Ja co prawda troszkę poleniuchowałam i niestety częściej sięgałam po słodycze ale wróciłam i koniec z pysznościami. Trzeba spalić to co znowu się odłożyło dziś mam zamiar pojeździć sobie na roleczkach i pobiegać no i oczywiście ruszyć z brzuszkami bo ostatnio zaniedbałam brzuś. Mam nadzieję, że ktoś się do mnie przyłączy bo razem raźniej
Buziaki
-
Dzien doberek!
Mam nadzieje, ze ten mily post odzyje, poniewaz zamierzam sie dolaczyc, by wspierac i byc wspierana. Od dzis zaczynam! Mam 24 lata, 170 cm wzrostu i waze 60kg. Zaczynalam odchudzanie od 68 i pieknie schudlam na 1000 kcal. Teraz marzy mi sie 55kg i wlasnie od dziis zaczynam walke. Stresy zakonczone (wlasnie obronilam magistra), wiec nie ma wymowki i usprawiedliwien co do nadmiaru spozytych kalorii - czas sie za siebie wziac! W grupie zawsze razniej, wiec mam nadzieje, ze ktos tu jeszcze na ten post wskoczy... Poki co pozdrawiam serdecznie i zycze lekkiego dnia!
-
kayamka witam... ale chyba jednak nikt nie wskoczył i pościk jakoś nie odżył a szkoda :? Mamy taki sam wzrost i taki sam cel tylko ja jestem troszkę młodsza może razem uda nam się osiągnąć magiczne 55 bo ja postawiłam sobie taki sam cel. Może ktoś jeszcze będzie chciał się troszkę powspierać razem z nami
-
Cześć dziewczyny.
Klapa na całej lini :( Od ponad dwóch tygodni przestałm kontrolowac całkowice to co jem i czuje sie fatalanie. Dobrze ze chociaz dwa razy w tyg chodze na areobik ale to pewnie dlatego ze mam karnet i to mnie w jakis sposób mobilizuje. Mam nadzieje ze pościk odzyje bo bardzo mi pomógł zgubic tych kilka kg. A teraz mi wstyd :oops: bo przybyło mi kilka cm i czuje sie taka ocięzała. jestem za to na siebie wscikeła, bo przeciez tak sie starałam i znow kolejna porazka!! Zaniedabałm swoja dietke przez naukę-wiem ,ze to wymówka ale na cos musze to zgonić:) Teraz jestem juz po sesji ( nareszcie) i czeka mnie teraz obrona pracy no ale najpierw musze ja jeszcze skończyć.

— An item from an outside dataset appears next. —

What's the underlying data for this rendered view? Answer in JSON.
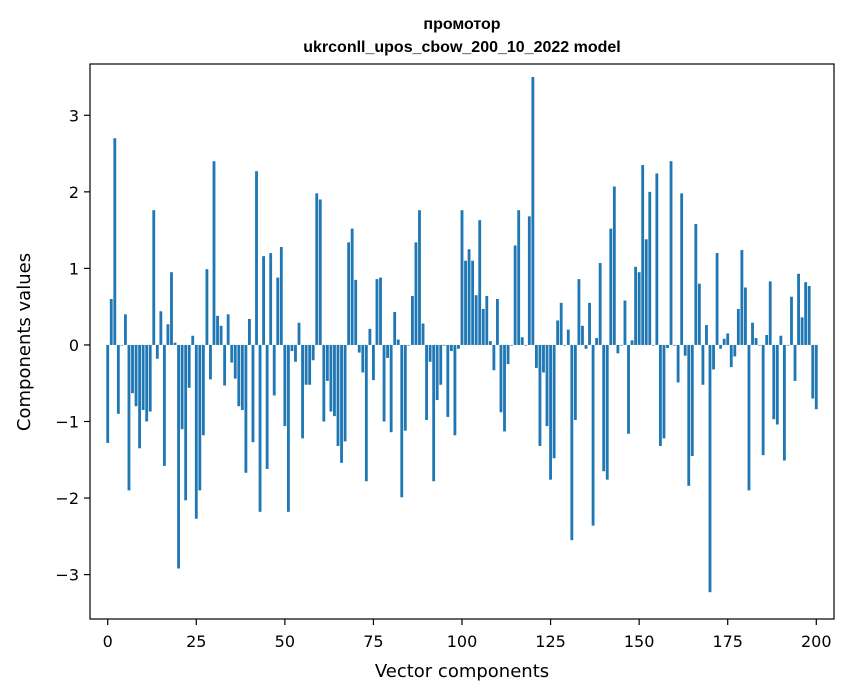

Napiszcie co u was, jak dietka
Pozdrawiam was baaaardzo serdecznie
-
witajcie kochane ostatnio tu nie wpadala .ale jestem i poczytal troszke co nie co i wzielam sie za siebie.noga mnie boli.probuje jezdzic na rowerze.w niedziele tylko 400 kalorii same plynne rzeczy wczoraj 800 ale polowe spalilam i bylam syta,najadlam sie 150 gr ryby grilowanej i w sumie 500 gr warzyw,fasolka szparagowa i brokula.dzis pije tylko 2 kawke ze slodzikiem i mleczkiem,i pisze do was mysle co bede jesc.i ide na rower jade do kolezanki a jak u was? jak wasze postanowienia?
-
treż chciałm sie przyłączyć
ja musze zgubić w te wakacje najmniej 8-10kg
żebym była z siebire zaowolona :))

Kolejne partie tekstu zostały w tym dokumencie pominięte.